Thanks to The Habit Restaurant and Bar in Bridgnorth & Beacon Radio!

​


----------



## ♥sparklequeen♥ (Feb 6, 2007)

*Thanks Dizzi - my mouth is watering! 

Does anyone know how to make those cake sort of pancakes - the thicker ones that are like sponge? 

I cant wait until tonight to have some - i havent looked forward to food in aaaages!

xx*


----------



## chucky egg 4 (Oct 20, 2006)

You mean Scotch pancakes Sparkles I've found a recipe and I think I will try it.

http://www.waitrose.com/recipe/Scotch_Pancakes.aspx

I'm doing savoury pancakes with button mushrooms cooked in brandy and cream . 
yum

Chucky egg
/links


----------



## ♥ M J ♥ (Apr 17, 2004)

I know them as Drop scones- my auntie used to make them for me all the time! 
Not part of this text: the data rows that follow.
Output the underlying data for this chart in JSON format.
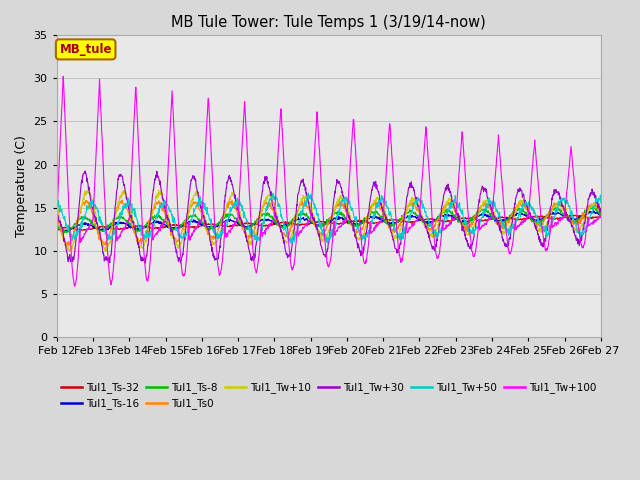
{
  "title": "MB Tule Tower: Tule Temps 1 (3/19/14-now)",
  "ylabel": "Temperature (C)",
  "ylim": [
    0,
    35
  ],
  "xlim": [
    0,
    15
  ],
  "x_tick_labels": [
    "Feb 12",
    "Feb 13",
    "Feb 14",
    "Feb 15",
    "Feb 16",
    "Feb 17",
    "Feb 18",
    "Feb 19",
    "Feb 20",
    "Feb 21",
    "Feb 22",
    "Feb 23",
    "Feb 24",
    "Feb 25",
    "Feb 26",
    "Feb 27"
  ],
  "background_color": "#d8d8d8",
  "plot_bg_color": "#e8e8e8",
  "legend_box_label": "MB_tule",
  "legend_box_color": "#ffff00",
  "legend_box_border": "#aa6600",
  "series": [
    {
      "label": "Tul1_Ts-32",
      "color": "#cc0000"
    },
    {
      "label": "Tul1_Ts-16",
      "color": "#0000cc"
    },
    {
      "label": "Tul1_Ts-8",
      "color": "#00bb00"
    },
    {
      "label": "Tul1_Ts0",
      "color": "#ff8800"
    },
    {
      "label": "Tul1_Tw+10",
      "color": "#cccc00"
    },
    {
      "label": "Tul1_Tw+30",
      "color": "#9900cc"
    },
    {
      "label": "Tul1_Tw+50",
      "color": "#00cccc"
    },
    {
      "label": "Tul1_Tw+100",
      "color": "#ff00ff"
    }
  ],
  "yticks": [
    0,
    5,
    10,
    15,
    20,
    25,
    30,
    35
  ]
}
Dh Mam makes Scotch pancakes! think i am gonna get her to make me some of them tomorrow as eaten 3 normal pancakes already!

xxx


----------



## Caz (Jul 21, 2002)

I love panckaes in all shapes and sizes. 

I had mine tonight, with lemon and sugar and a bit of maple syrup. Boring I know but that's just how I like them. 

What's you favourite topping? 

C~x


----------



## Lou F ❁ (Feb 28, 2003)

we had ours just now dh had lemon n sugar i was very bad and had home made pear n rasperry crumble inside mine  they were scrummy dont want to even think of calorie count !!!!!!!!!!


----------



## Caz (Jul 21, 2002)

Without the topping they're actually not too bad - flour, eggs, milk. In fact, very high protien so probably a good food for anyone having IVF... it's all the crap we put on them that spoils it!  

C~x


----------



## ♥sparklequeen♥ (Feb 6, 2007)

*Chucky - thanks so much for that link. I never knew they were called scotch pancakes (but ive heard of them )

I had lemon and sugar on mine, i have that every time, i love it!

DH had chocolate, banana and syrup on his. The . They were nice though 

Might have some tonight - scotch ones *


----------